Pada sebuah penelitian mengenai air yang dilakukan oleh seorang ilmuan dari jepang yang bernama Matsaru Emoto agaknya bisa menjadi sebuah bukti bagi kita, bahwa didalam penelitian tersebut ia mendapati bahwa air yang ada disekitar kita bisa menangkap dan merespon ucapan-ucapan yang dikeluarkan manusia yang ada disekitar air tersebut, jika ucapan-ucapan yang ada disekelilingnya bernilai buruk, maka air tersebut akan buruk pula partikelnya. Dan ketika ucapan-ucapan yang ada disekitarnya bernilai baik, maka air itu akan baik pula partikel-partikelnya. Bahkan banyak disekitar kita para kiyai-kiyai yang menjadikan air sebagai perantara media do’a untuk mengobati orang sakit.
Perlu kita ketahui bahwa para ilmuan biologi mengatakan melalui penelitian-penelitiaannya bahwa lebih dari 70% manusia kita berupa zat cair, terlebih otak manusia yang 80% berupa zat cair. Disinilah kita bisa memahami betapa berpengaruhnya kuwalitas kalam seseorang terhadap dirinya sendiri. Marilah kita perbaiki kalam kita dengan sebaik mungkin mulai dari sekarang. Biasakan menggunakan kalam yang baik dan bermanfaat, seperti halnya yang sudah dijelaskan didalam nahwu bahwa:
الكلام هو اللفظُ المُفيدُ بالوَضْعي
“Kalam adalah Lafadz yang berfaidah dan disengaja”

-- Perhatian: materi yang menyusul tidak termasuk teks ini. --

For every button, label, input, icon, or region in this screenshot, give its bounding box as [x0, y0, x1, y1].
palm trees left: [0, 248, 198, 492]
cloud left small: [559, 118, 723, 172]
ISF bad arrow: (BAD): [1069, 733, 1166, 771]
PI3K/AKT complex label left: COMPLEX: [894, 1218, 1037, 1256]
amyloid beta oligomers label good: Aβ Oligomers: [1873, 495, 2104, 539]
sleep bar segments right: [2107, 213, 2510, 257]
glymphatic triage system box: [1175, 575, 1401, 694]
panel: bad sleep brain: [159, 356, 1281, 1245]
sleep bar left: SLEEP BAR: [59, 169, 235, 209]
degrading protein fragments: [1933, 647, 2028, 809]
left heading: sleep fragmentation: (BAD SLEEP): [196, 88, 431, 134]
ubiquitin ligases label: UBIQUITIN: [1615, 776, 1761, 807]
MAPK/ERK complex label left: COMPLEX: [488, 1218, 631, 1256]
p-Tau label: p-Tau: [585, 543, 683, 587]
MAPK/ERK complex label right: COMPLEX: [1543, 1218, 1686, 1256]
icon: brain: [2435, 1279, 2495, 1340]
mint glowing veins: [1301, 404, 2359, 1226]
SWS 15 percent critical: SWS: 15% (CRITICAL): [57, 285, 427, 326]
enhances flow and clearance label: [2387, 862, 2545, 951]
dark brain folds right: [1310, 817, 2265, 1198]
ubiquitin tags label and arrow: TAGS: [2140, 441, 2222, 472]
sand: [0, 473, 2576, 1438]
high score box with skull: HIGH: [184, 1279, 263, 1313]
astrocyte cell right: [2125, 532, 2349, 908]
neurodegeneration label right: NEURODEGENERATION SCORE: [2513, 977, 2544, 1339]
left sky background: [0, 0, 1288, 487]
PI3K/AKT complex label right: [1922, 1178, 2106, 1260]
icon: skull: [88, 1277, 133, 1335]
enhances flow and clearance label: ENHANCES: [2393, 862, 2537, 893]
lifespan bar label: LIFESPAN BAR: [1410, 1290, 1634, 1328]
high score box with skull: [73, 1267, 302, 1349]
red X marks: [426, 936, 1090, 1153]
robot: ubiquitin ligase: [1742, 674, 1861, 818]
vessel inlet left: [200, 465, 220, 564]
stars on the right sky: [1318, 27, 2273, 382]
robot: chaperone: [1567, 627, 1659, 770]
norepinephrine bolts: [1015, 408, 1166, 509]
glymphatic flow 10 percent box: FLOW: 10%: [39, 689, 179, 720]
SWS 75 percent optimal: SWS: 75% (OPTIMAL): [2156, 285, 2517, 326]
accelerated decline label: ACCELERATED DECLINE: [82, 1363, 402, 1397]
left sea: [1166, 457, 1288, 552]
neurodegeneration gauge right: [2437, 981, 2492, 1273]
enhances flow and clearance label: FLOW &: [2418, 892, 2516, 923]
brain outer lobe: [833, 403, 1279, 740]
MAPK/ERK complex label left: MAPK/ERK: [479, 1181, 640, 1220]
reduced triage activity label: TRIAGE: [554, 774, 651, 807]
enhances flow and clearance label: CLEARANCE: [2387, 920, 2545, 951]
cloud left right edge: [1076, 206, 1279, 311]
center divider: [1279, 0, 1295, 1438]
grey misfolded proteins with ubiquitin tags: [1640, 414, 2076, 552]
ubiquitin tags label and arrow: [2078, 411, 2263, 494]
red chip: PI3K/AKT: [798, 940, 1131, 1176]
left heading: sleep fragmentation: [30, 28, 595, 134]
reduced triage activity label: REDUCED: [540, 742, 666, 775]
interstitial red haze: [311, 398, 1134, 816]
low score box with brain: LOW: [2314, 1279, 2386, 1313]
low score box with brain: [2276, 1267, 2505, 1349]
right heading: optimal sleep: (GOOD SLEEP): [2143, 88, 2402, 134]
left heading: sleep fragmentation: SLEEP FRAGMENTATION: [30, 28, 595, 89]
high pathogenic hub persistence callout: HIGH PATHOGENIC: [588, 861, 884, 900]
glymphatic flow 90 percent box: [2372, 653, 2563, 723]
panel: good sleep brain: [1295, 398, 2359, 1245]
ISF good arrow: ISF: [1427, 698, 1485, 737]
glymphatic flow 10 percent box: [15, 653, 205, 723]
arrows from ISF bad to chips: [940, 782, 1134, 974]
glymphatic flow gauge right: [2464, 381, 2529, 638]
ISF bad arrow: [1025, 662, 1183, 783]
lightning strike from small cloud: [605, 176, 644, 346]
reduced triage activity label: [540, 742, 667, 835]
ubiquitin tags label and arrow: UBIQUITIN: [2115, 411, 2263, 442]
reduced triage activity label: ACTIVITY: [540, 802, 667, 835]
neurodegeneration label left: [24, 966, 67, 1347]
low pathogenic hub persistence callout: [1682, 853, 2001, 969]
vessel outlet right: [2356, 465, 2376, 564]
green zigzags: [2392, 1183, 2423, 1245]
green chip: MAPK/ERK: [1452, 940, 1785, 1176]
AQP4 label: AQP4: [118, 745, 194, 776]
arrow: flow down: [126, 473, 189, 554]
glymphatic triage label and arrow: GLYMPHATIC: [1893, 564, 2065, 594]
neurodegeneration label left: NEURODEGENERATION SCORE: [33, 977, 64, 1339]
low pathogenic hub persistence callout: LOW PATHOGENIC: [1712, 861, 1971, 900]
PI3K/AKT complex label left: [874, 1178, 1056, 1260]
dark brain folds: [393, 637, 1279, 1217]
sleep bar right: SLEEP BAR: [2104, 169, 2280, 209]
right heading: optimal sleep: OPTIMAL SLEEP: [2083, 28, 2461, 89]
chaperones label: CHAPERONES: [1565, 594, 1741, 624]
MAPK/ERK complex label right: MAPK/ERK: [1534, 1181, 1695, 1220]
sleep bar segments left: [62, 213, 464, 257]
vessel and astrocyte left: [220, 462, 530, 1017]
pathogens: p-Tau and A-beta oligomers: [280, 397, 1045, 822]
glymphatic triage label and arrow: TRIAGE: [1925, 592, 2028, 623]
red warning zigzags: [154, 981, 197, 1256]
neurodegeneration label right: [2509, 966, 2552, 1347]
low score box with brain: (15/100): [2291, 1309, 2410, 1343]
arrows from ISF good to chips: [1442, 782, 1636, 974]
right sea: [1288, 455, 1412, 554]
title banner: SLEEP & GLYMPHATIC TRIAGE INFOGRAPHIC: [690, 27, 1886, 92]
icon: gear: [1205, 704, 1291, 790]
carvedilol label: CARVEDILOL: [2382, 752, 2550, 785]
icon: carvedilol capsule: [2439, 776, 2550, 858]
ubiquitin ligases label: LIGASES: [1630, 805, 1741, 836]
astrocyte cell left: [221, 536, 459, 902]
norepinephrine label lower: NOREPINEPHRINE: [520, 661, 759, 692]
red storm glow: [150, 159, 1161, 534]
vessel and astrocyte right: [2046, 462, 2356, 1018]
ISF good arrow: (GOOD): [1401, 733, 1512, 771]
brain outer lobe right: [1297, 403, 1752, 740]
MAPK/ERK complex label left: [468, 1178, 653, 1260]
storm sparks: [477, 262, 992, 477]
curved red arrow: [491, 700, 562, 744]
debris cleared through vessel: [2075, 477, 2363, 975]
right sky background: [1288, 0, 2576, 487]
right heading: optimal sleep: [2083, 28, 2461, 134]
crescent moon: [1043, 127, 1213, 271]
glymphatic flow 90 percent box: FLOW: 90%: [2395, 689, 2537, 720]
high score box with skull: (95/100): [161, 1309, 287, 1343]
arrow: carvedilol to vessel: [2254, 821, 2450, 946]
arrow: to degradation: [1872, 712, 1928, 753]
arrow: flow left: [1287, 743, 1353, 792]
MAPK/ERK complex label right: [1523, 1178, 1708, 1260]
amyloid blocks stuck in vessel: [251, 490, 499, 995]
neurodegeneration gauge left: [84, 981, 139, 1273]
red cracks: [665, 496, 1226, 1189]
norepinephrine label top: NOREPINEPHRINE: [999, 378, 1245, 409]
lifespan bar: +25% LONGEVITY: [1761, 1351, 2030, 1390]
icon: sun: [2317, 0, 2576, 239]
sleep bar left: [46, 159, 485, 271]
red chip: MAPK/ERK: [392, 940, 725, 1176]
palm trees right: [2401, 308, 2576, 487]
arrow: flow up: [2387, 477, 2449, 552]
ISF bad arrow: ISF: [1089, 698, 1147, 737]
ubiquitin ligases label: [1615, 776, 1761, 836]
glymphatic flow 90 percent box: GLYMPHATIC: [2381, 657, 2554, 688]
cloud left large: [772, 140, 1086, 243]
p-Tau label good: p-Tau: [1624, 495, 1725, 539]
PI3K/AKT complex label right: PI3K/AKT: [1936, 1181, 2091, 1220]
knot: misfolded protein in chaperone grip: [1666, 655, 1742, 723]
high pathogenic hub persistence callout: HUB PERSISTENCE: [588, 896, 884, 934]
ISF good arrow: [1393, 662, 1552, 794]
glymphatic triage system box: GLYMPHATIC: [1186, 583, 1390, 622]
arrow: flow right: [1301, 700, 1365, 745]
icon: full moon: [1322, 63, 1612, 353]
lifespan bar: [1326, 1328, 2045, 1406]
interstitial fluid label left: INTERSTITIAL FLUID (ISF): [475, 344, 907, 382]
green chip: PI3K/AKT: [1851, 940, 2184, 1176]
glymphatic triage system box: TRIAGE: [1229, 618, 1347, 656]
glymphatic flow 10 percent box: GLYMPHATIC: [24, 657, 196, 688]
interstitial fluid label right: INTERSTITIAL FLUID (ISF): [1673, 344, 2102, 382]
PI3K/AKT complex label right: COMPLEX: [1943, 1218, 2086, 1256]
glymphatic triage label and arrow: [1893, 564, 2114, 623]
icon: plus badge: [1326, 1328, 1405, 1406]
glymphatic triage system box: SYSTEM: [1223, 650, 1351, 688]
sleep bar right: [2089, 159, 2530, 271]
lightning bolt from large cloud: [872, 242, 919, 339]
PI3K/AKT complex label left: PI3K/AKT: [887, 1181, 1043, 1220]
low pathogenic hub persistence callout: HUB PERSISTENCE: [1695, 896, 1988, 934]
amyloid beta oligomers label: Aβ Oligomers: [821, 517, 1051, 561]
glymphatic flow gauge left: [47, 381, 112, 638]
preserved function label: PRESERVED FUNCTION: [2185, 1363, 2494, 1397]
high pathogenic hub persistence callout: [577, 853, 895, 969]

Maka dari sinilah mari kita fahami bahwa kita dituntut untuk memperbaiki kalam kita selama ini apabila mungkin banyak kesalahan yang sangat fatal sehingga kita sulit memahami pelajaran, dan sulit memahami nasehat-nasehat untuk diri kita dan sebagainya. Pada kaidah nahwu mengenai kalam seperti yang ada diatas sudah begitu jelas, bahwa kita dituntut untuk berbicara pada hal-hal yang sekiranya bermanfaat saja, hindari perkataan-perkataan yang sia-sia apalagi yang tidak bermanfaat. Berbicaralah apabila diperlukan (بالوَضْعي), jangan berbicara seolah-seolah anda sedang mengigau (ngelindur red. Jawa) yang mana hal itu sangatlah tidak bermanfaat.